This documentation is for an unreleased version of Apache Paimon. We recommend you use the latest stable version.
PyJindoSDK Support #
Introduction #
JindoSDK is a high-performance storage SDK developed by Alibaba Cloud for accessing OSS (Object Storage Service) and other cloud storage systems. It provides optimized I/O performance and deep integration with the Alibaba Cloud ecosystem.
PyPaimon now supports using PyJindoSDK (the Python binding of JindoSDK) to access OSS. Compared to the legacy implementation based on PyArrow’s S3FileSystem, PyJindoSDK offers better performance and compatibility when working with OSS.
Usage #
Installation #
Install pyjindosdk via pip:
pip install pyjindosdk
Once installed, PyPaimon will automatically use PyJindoSDK as the default file I/O implementation for accessing OSS. No additional configuration is required.
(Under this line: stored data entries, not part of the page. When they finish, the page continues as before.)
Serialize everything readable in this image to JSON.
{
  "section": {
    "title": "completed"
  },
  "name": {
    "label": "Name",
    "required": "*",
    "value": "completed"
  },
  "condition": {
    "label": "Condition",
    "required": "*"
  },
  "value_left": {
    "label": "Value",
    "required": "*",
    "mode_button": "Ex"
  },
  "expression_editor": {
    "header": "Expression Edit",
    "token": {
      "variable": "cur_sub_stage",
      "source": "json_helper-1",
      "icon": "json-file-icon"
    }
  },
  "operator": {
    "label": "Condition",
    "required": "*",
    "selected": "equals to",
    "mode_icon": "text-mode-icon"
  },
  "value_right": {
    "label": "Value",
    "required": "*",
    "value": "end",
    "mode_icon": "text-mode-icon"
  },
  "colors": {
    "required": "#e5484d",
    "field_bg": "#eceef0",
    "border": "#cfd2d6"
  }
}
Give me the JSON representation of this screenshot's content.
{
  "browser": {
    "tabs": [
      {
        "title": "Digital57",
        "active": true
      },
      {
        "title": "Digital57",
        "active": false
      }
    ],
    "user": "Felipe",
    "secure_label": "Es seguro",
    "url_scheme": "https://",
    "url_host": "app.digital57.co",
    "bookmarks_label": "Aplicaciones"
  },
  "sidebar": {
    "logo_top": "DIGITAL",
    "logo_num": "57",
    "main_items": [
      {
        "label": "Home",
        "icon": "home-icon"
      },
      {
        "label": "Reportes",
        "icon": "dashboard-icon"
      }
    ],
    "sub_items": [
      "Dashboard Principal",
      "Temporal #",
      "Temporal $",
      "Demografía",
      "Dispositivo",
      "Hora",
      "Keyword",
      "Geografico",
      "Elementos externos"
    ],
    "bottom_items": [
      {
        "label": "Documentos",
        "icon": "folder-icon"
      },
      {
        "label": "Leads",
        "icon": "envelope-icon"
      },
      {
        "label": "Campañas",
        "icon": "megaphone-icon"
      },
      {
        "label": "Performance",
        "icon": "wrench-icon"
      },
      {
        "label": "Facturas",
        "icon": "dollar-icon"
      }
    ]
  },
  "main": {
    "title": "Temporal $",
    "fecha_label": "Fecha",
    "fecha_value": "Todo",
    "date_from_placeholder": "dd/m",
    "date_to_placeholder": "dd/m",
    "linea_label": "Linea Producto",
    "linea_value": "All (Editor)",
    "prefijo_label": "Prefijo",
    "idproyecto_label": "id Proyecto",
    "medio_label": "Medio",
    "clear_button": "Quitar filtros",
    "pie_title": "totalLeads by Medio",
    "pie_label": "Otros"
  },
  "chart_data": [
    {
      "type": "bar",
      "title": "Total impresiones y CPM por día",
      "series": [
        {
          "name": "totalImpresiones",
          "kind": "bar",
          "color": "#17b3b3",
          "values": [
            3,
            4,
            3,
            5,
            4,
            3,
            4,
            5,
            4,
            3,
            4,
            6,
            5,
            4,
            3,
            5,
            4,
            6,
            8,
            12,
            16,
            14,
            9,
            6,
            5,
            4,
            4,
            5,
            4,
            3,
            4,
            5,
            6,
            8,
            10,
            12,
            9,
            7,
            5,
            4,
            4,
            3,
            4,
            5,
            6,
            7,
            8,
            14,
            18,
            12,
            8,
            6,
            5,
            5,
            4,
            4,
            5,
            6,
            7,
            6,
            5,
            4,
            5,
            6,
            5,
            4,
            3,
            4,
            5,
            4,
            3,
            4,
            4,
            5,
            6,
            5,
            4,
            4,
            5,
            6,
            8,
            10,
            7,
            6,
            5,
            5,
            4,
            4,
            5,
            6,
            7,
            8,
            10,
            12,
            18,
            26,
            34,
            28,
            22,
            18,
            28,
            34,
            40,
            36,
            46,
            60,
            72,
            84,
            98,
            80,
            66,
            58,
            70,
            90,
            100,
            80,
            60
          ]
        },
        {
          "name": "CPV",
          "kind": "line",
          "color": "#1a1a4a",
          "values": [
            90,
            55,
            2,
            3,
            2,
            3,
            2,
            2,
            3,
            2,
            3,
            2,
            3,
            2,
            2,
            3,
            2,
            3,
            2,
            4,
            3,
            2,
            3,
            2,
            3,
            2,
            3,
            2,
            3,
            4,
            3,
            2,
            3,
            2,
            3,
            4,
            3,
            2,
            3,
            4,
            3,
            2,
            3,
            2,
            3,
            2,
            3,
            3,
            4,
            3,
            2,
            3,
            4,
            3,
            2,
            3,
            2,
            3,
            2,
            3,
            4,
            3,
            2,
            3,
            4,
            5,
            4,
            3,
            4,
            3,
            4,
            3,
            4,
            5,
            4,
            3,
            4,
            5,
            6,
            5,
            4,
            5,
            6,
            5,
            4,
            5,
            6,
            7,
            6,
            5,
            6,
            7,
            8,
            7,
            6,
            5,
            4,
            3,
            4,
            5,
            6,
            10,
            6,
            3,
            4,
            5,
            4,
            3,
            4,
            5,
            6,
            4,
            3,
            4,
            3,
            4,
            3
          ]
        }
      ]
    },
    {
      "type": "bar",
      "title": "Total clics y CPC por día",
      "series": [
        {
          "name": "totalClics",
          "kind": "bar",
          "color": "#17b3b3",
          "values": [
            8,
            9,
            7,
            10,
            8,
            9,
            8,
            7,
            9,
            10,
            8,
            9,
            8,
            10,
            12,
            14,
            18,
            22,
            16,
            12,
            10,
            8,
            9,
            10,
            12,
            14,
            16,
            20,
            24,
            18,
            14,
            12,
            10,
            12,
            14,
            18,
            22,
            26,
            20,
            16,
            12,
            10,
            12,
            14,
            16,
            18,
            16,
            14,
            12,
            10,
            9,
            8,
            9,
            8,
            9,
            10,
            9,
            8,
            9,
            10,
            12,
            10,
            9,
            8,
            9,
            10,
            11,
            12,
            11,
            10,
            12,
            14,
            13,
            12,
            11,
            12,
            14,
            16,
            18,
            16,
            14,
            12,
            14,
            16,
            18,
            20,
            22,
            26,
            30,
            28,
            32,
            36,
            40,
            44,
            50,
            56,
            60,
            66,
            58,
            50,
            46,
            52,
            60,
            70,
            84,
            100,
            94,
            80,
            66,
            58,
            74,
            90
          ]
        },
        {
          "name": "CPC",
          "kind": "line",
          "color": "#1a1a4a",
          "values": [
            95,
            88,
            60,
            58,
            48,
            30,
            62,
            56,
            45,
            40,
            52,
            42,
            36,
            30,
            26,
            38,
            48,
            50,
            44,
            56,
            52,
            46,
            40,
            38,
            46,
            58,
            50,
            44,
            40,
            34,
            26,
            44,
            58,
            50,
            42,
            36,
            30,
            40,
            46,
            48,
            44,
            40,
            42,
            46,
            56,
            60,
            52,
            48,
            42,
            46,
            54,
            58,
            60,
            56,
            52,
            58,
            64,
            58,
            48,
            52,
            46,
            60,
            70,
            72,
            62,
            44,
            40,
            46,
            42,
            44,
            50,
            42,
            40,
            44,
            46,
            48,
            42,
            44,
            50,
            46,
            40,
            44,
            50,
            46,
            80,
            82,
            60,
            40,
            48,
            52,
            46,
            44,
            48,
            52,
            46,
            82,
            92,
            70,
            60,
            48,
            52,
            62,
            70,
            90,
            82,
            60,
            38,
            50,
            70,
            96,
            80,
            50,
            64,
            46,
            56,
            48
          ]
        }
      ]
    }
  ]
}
Fallback to Legacy Implementation #
Since JindoSDK is a native implementation, pre-built Python packages may not be available for all OS or platform versions. If you need to fall back to the legacy PyArrow-based implementation for any reason, there are two ways to do so:
Option 1: Set catalog option fs.oss.impl to legacy
from pypaimon import CatalogFactory
catalog_options = {
'metastore': 'rest',
'uri': 'http://rest-server:8080',
'warehouse': 'oss://my-bucket/warehouse',
# Fallback to the legacy PyArrow S3FileSystem implementation
'fs.oss.impl': 'legacy',
}
catalog = CatalogFactory.create(catalog_options)
Option 2: Uninstall pyjindosdk
Simply uninstalling the pyjindosdk package will cause PyPaimon to automatically fall back to the legacy implementation:
pip uninstall pyjindosdk